Yes my love, we are going to help you out,
we'll clear this mess, which will haunt me for good.
A friend briefly made her reasons known;
the oration I had based on "Joan of Arc".
This horror needed a powerful word,
from wherever. — I'm glad that it came.
One foot in the land of the ashes since,
some adjustments, it took a few years.
Then a new balance found for a steadfast pace,
exhausting follies and morbidities.
My December approaching I find I'm still fit:
hips and knees work, the horses are kind.
And liberty's back now, I've returned to the shadows,
and I hug your spectre at times; I'm coming soon.
A friend
He's sitting at the table; his brain-artery bursts.
When the muscles let go, he slumps down.
She comes home at noon and finds him thus,
calls two cops in from the street, things are straight.
She mails the parcel over here,
comes by plane herself, two days later.
I show her the landscapes he liked in Provence —
his Juan Matus "place of power" is best.
His urn in a backpack, we make it uphill,
spend some time in the pines and the oaks;
with a wind one part of his ashes flies,
one part marks the ground, if one knows.
On occasion now I ride up to the spot,
my mare wondering: no grass, no view,
just the silent place where her man becomes nought
while she watches, stands guard over me.
A thought for my oldest childhood friend,
for a lifetime of closeness, for death.
My horse and I, yet alive, are sharing his peace —
for a while, and then we forget.
A fiction
A journey to helpers in Switzerland:
the brain-tumours are growing fast.
A house somewhere out in the countryside.

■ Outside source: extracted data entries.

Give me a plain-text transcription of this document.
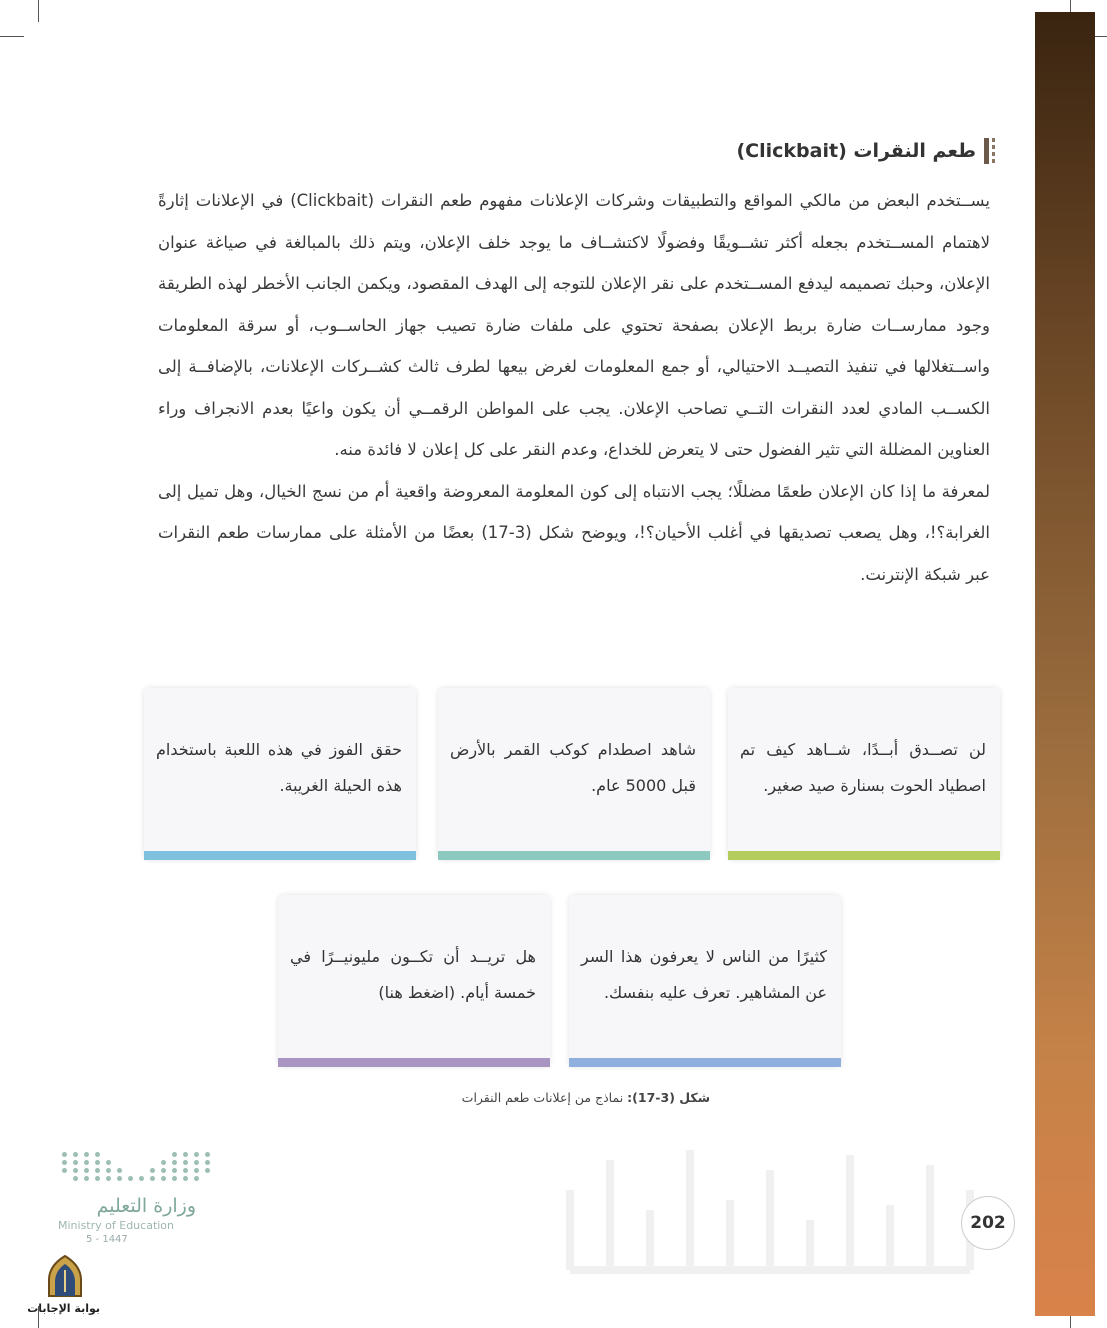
طعم النقرات (Clickbait)

يســتخدم البعض من مالكي المواقع والتطبيقات وشركات الإعلانات مفهوم طعم النقرات (Clickbait) في الإعلانات إثارةً لاهتمام المســتخدم بجعله أكثر تشــويقًا وفضولًا لاكتشــاف ما يوجد خلف الإعلان، ويتم ذلك بالمبالغة في صياغة عنوان الإعلان، وحبك تصميمه ليدفع المســتخدم على نقر الإعلان للتوجه إلى الهدف المقصود، ويكمن الجانب الأخطر لهذه الطريقة وجود ممارســات ضارة بربط الإعلان بصفحة تحتوي على ملفات ضارة تصيب جهاز الحاســوب، أو سرقة المعلومات واســتغلالها في تنفيذ التصيــد الاحتيالي، أو جمع المعلومات لغرض بيعها لطرف ثالث كشــركات الإعلانات، بالإضافــة إلى الكســب المادي لعدد النقرات التــي تصاحب الإعلان. يجب على المواطن الرقمــي أن يكون واعيًا بعدم الانجراف وراء العناوين المضللة التي تثير الفضول حتى لا يتعرض للخداع، وعدم النقر على كل إعلان لا فائدة منه.

لمعرفة ما إذا كان الإعلان طعمًا مضللًا؛ يجب الانتباه إلى كون المعلومة المعروضة واقعية أم من نسج الخيال، وهل تميل إلى الغرابة؟!، وهل يصعب تصديقها في أغلب الأحيان؟!، ويوضح شكل (3-17) بعضًا من الأمثلة على ممارسات طعم النقرات عبر شبكة الإنترنت.

لن تصــدق أبــدًا، شــاهد كيف تم اصطياد الحوت بسنارة صيد صغير.
شاهد اصطدام كوكب القمر بالأرض قبل 5000 عام.
حقق الفوز في هذه اللعبة باستخدام هذه الحيلة الغريبة.
كثيرًا من الناس لا يعرفون هذا السر عن المشاهير. تعرف عليه بنفسك.
هل تريــد أن تكــون مليونيــرًا في خمسة أيام. (اضغط هنا)
شكل (3-17): نماذج من إعلانات طعم النقرات
وزارة التعليم
Ministry of Education
5 - 1447
بوابة الإجابات
202
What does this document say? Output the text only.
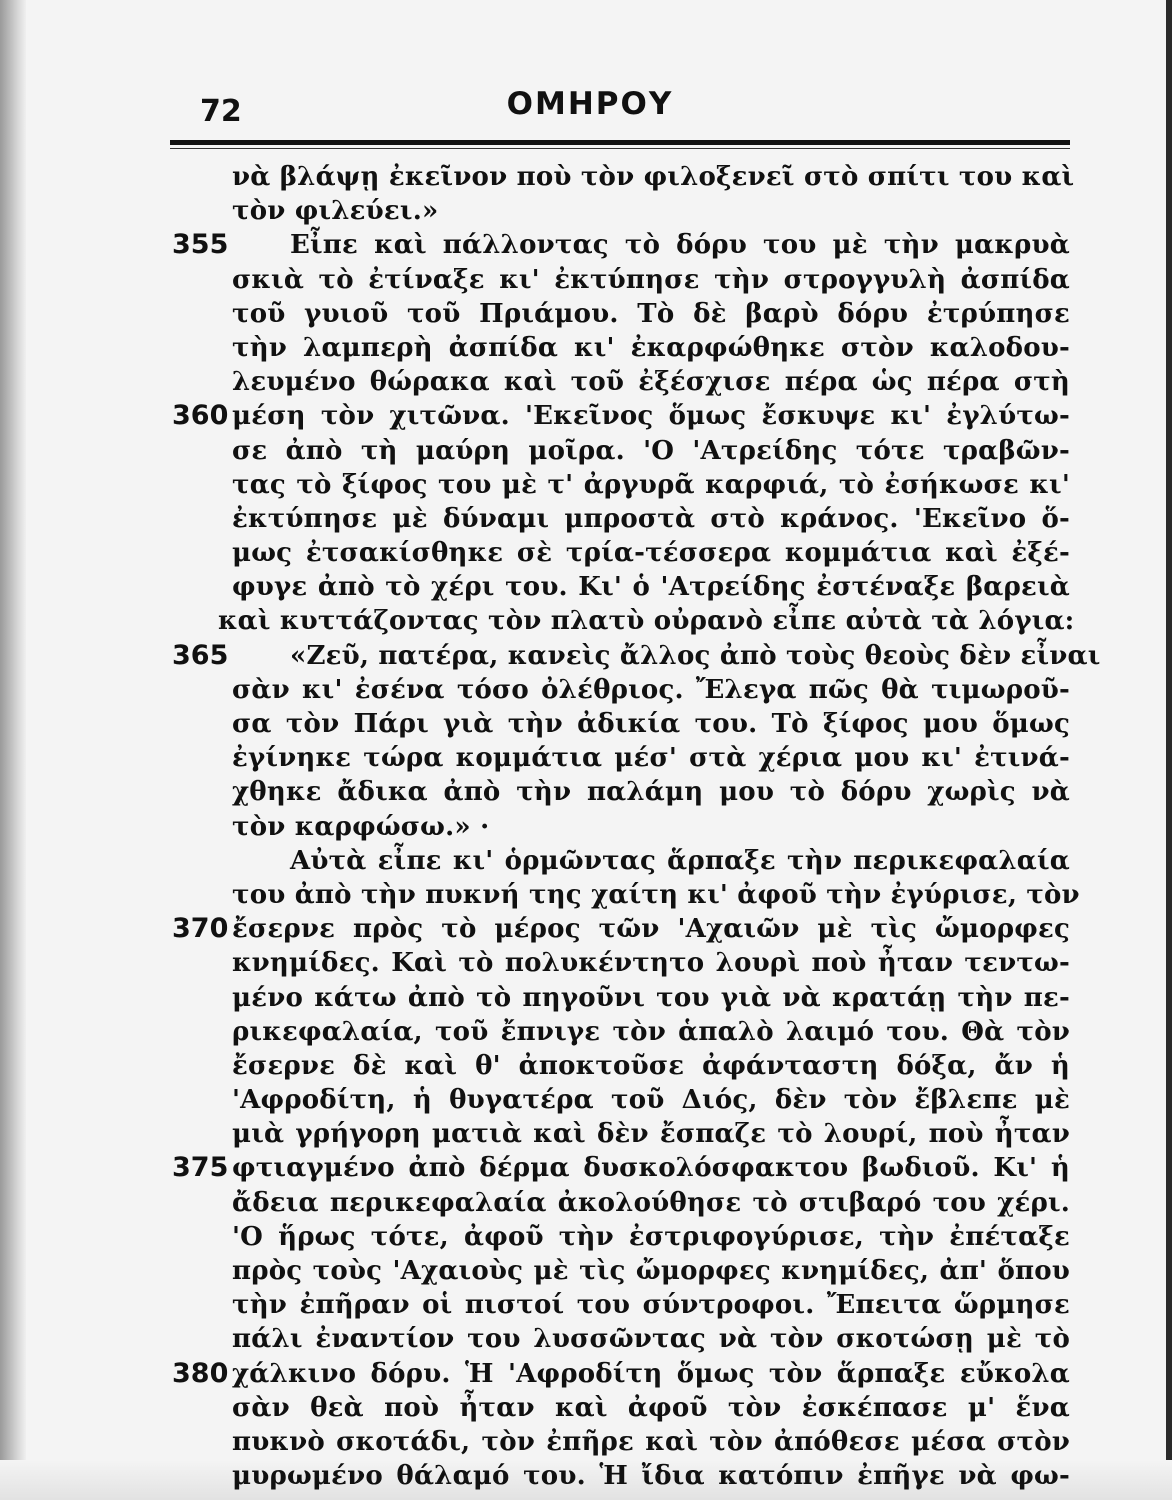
72	ΟΜΗΡΟΥ
νὰ βλάψῃ ἐκεῖνον ποὺ τὸν φιλοξενεῖ στὸ σπίτι του καὶ
τὸν φιλεύει.»
355 Εἶπε καὶ πάλλοντας τὸ δόρυ του μὲ τὴν μακρυὰ
σκιὰ τὸ ἐτίναξε κι' ἐκτύπησε τὴν στρογγυλὴ ἀσπίδα
τοῦ γυιοῦ τοῦ Πριάμου. Τὸ δὲ βαρὺ δόρυ ἐτρύπησε
τὴν λαμπερὴ ἀσπίδα κι' ἐκαρφώθηκε στὸν καλοδου-
λευμένο θώρακα καὶ τοῦ ἐξέσχισε πέρα ὡς πέρα στὴ
360 μέση τὸν χιτῶνα. 'Εκεῖνος ὅμως ἔσκυψε κι' ἐγλύτω-
σε ἀπὸ τὴ μαύρη μοῖρα. 'Ο 'Ατρείδης τότε τραβῶν-
τας τὸ ξίφος του μὲ τ' ἀργυρᾶ καρφιά, τὸ ἐσήκωσε κι'
ἐκτύπησε μὲ δύναμι μπροστὰ στὸ κράνος. 'Εκεῖνο ὅ-
μως ἐτσακίσθηκε σὲ τρία-τέσσερα κομμάτια καὶ ἐξέ-
φυγε ἀπὸ τὸ χέρι του. Κι' ὁ 'Ατρείδης ἐστέναξε βαρειὰ
καὶ κυττάζοντας τὸν πλατὺ οὐρανὸ εἶπε αὐτὰ τὰ λόγια:
365 «Ζεῦ, πατέρα, κανεὶς ἄλλος ἀπὸ τοὺς θεοὺς δὲν εἶναι
σὰν κι' ἐσένα τόσο ὀλέθριος. Ἔλεγα πῶς θὰ τιμωροῦ-
σα τὸν Πάρι γιὰ τὴν ἀδικία του. Τὸ ξίφος μου ὅμως
ἐγίνηκε τώρα κομμάτια μέσ' στὰ χέρια μου κι' ἐτινά-
χθηκε ἄδικα ἀπὸ τὴν παλάμη μου τὸ δόρυ χωρὶς νὰ
τὸν καρφώσω.» ·
Αὐτὰ εἶπε κι' ὁρμῶντας ἅρπαξε τὴν περικεφαλαία
του ἀπὸ τὴν πυκνή της χαίτη κι' ἀφοῦ τὴν ἐγύρισε, τὸν
370 ἔσερνε πρὸς τὸ μέρος τῶν 'Αχαιῶν μὲ τὶς ὤμορφες
κνημίδες. Καὶ τὸ πολυκέντητο λουρὶ ποὺ ἦταν τεντω-
μένο κάτω ἀπὸ τὸ πηγοῦνι του γιὰ νὰ κρατάῃ τὴν πε-
ρικεφαλαία, τοῦ ἔπνιγε τὸν ἁπαλὸ λαιμό του. Θὰ τὸν
ἔσερνε δὲ καὶ θ' ἀποκτοῦσε ἀφάνταστη δόξα, ἄν ἡ
'Αφροδίτη, ἡ θυγατέρα τοῦ Διός, δὲν τὸν ἔβλεπε μὲ
μιὰ γρήγορη ματιὰ καὶ δὲν ἔσπαζε τὸ λουρί, ποὺ ἦταν
375 φτιαγμένο ἀπὸ δέρμα δυσκολόσφακτου βωδιοῦ. Κι' ἡ
ἄδεια περικεφαλαία ἀκολούθησε τὸ στιβαρό του χέρι.
'Ο ἥρως τότε, ἀφοῦ τὴν ἐστριφογύρισε, τὴν ἐπέταξε
πρὸς τοὺς 'Αχαιοὺς μὲ τὶς ὤμορφες κνημίδες, ἀπ' ὅπου
τὴν ἐπῆραν οἱ πιστοί του σύντροφοι. Ἔπειτα ὥρμησε
πάλι ἐναντίον του λυσσῶντας νὰ τὸν σκοτώσῃ μὲ τὸ
380 χάλκινο δόρυ. Ἡ 'Αφροδίτη ὅμως τὸν ἅρπαξε εὔκολα
σὰν θεὰ ποὺ ἦταν καὶ ἀφοῦ τὸν ἐσκέπασε μ' ἕνα
πυκνὸ σκοτάδι, τὸν ἐπῆρε καὶ τὸν ἀπόθεσε μέσα στὸν
μυρωμένο θάλαμό του. Ἡ ἴδια κατόπιν ἐπῆγε νὰ φω-
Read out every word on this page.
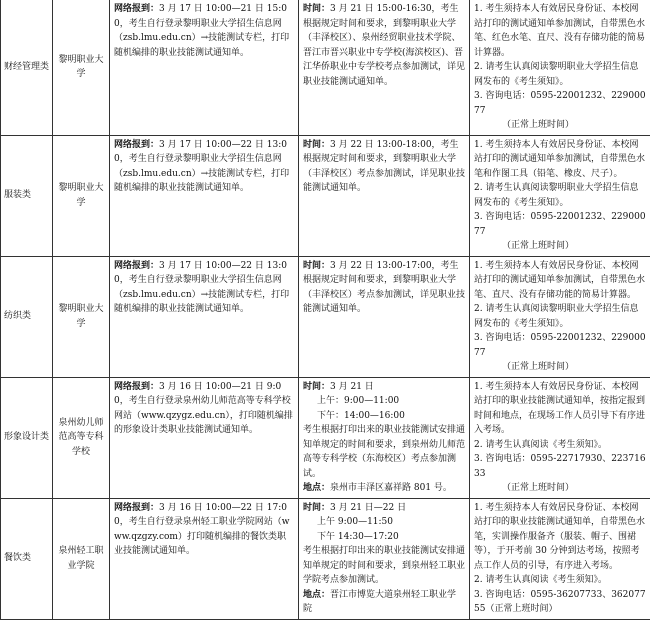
财经管理类	黎明职业大学	网络报到：3 月 17 日 10:00—21 日 15:00，考生自行登录黎明职业大学招生信息网（zsb.lmu.edu.cn）→技能测试专栏，打印随机编排的职业技能测试通知单。	时间：3 月 21 日 15:00-16:30，考生根据规定时间和要求，到黎明职业大学（丰泽校区）、泉州经贸职业技术学院、晋江市晋兴职业中专学校(海滨校区)、晋江华侨职业中专学校考点参加测试，详见职业技能测试通知单。	1. 考生须持本人有效居民身份证、本校网站打印的测试通知单参加测试，自带黑色水笔、红色水笔、直尺、没有存储功能的简易计算器。
2. 请考生认真阅读黎明职业大学招生信息网发布的《考生须知》。
3. 咨询电话：0595-22001232、22900077
（正常上班时间）

服装类	黎明职业大学	网络报到：3 月 17 日 10:00—22 日 13:00，考生自行登录黎明职业大学招生信息网（zsb.lmu.edu.cn）→技能测试专栏，打印随机编排的职业技能测试通知单。	时间：3 月 22 日 13:00-18:00，考生根据规定时间和要求，到黎明职业大学（丰泽校区）考点参加测试，详见职业技能测试通知单。	1. 考生须持本人有效居民身份证、本校网站打印的测试通知单参加测试，自带黑色水笔和作图工具（铅笔、橡皮、尺子）。
2. 请考生认真阅读黎明职业大学招生信息网发布的《考生须知》。
3. 咨询电话：0595-22001232、22900077
（正常上班时间）

纺织类	黎明职业大学	网络报到：3 月 17 日 10:00—22 日 13:00，考生自行登录黎明职业大学招生信息网（zsb.lmu.edu.cn）→技能测试专栏，打印随机编排的职业技能测试通知单。	时间：3 月 22 日 13:00-17:00，考生根据规定时间和要求，到黎明职业大学（丰泽校区）考点参加测试，详见职业技能测试通知单。	1. 考生须持本人有效居民身份证、本校网站打印的测试通知单参加测试，自带黑色水笔、直尺、没有存储功能的简易计算器。
2. 请考生认真阅读黎明职业大学招生信息网发布的《考生须知》。
3. 咨询电话：0595-22001232、22900077
（正常上班时间）

形象设计类	泉州幼儿师范高等专科学校	网络报到：3 月 16 日 10:00—21 日 9:00，考生自行登录泉州幼儿师范高等专科学校网站（www.qzygz.edu.cn），打印随机编排的形象设计类职业技能测试通知单。	时间：3 月 21 日
上午：9:00—11:00
下午：14:00—16:00
考生根据打印出来的职业技能测试安排通知单规定的时间和要求，到泉州幼儿师范高等专科学校（东海校区）考点参加测试。
地点：泉州市丰泽区嘉祥路 801 号。	1. 考生须持本人有效居民身份证、本校网站打印的职业技能测试通知单，按指定报到时间和地点，在现场工作人员引导下有序进入考场。
2. 请考生认真阅读《考生须知》。
3. 咨询电话：0595-22717930、22371633
（正常上班时间）

餐饮类	泉州轻工职业学院	网络报到：3 月 16 日 10:00—22 日 17:00，考生自行登录泉州轻工职业学院网站（www.qzgzy.com）打印随机编排的餐饮类职业技能测试通知单。	时间：3 月 21 日—22 日
上午 9:00—11:50
下午 14:30—17:20
考生根据打印出来的职业技能测试安排通知单规定的时间和要求，到泉州轻工职业学院考点参加测试。
地点：晋江市博览大道泉州轻工职业学院	1. 考生须持本人有效居民身份证、本校网站打印的职业技能测试通知单，自带黑色水笔，实训操作服备齐（服装、帽子、围裙等），于开考前 30 分钟到达考场，按照考点工作人员的引导，有序进入考场。
2. 请考生认真阅读《考生须知》。
3. 咨询电话：0595-36207733、36207755（正常上班时间）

"Did you find your way here easily?"
"We did, the directions were clear."
A pill of anti-emetic.
A quarter of an hour to wait yet.
Two flasks travel from hand to hand.
A room, small and sober, a simple bed.
A short while of listening to nothing.
The mixture is placed by her side.
"Is it time now, should I go ahead?"
"You can take it whenever you wish."
She steadily drinks it up.
Sliding down on her bed, she stretches full length;
man and wife bathe in each other's truth as she fades.
A moment of silent farewell.
They're quietly bearing the coffin away;
the man's mustering strength to drive home:
Summer breeze in the mountains in Switzerland.